Yes, it’s early. Yes, the Knicks — from ’Melo to Lin to Davis to Smith to Stoudemire to everyone else — need time to adjust. And yes, Lin played well against the Nets. He had 21 points, nine assists, seven rebounds and four steals.
He is certainly for real, and it’s not as if Anthony’s return turned Lin to mush, crushed his confidence, interfered with his rhythm or in general ended his run toward stardom. Instead, ’Melo looked both rusty and extraordinarily concerned that he not offer up fodder to the doubters who screamed he can’t coexist with his new fellow star.
Anthony scored 11 points on just 11 shots, dished out six assists and turned the ball over six times. That’s the line of a guy both out of sync and trying hard to make the Lin era work. That’s the line of a guy playing selflessly, if not quite effectively. Even he needs time to figure this thing out.
“A little rusty,” he said. “That was kind of expected. I wasn’t really trying to overdo tonight. See what I could do. Just get this game under my belt.”
’Melo also said he wants Lin handling the ball, and I believe him. He’s seen this team storm back from being a joke to being a playoff contender. Any competitor would give that a shot.

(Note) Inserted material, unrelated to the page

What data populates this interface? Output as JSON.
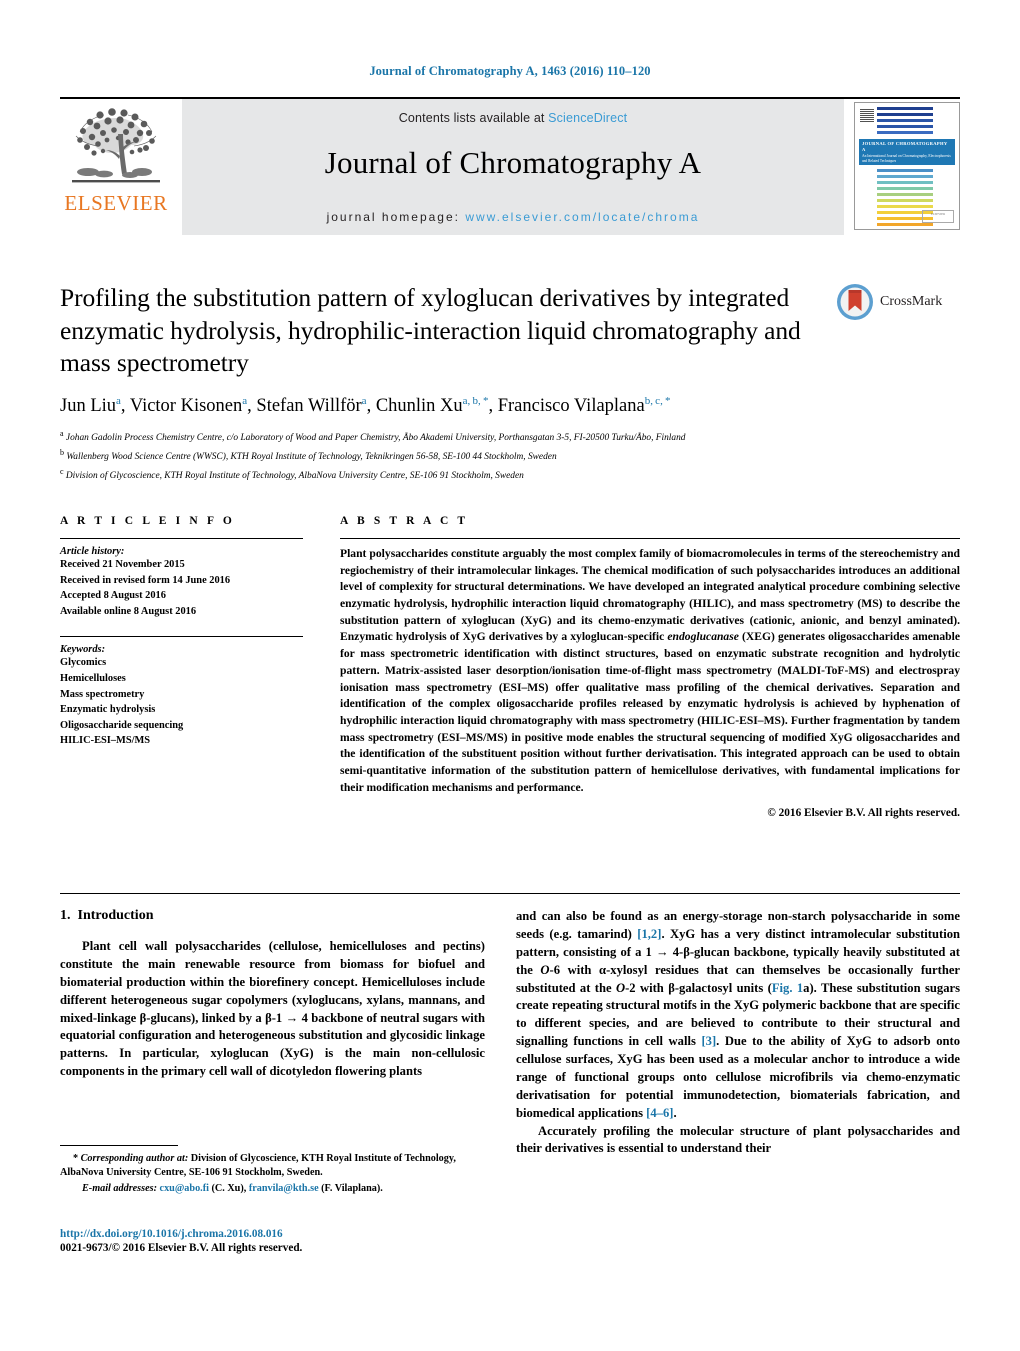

But it’s also true the future is now. ’Melo has returned, guys like Deron Williams are out for blood and the Knicks are operating under the sheen of an intense spotlight that might make them the story — but also makes them a target.
“It is Day One,” Lin said. “It is Day One. Obviously we’re not happy with how it went, but sometimes when you go through these type of times you become a better team.”
True. But usually Day One doesn’t come toward the end of February. Because it has, the Knicks can’t waste time. ’Melo and Lin need to mesh as soon as possible, including using the All-Star break and the three or four practices it’ll provide to speed up the process.
Williams showed Monday night the kind of anger-infused competition the Knicks are going to face going forward.
Anthony and Lin have two choices. Either they beat back such efforts together, or they get used to being the inspiration for other players’ moments of excellence.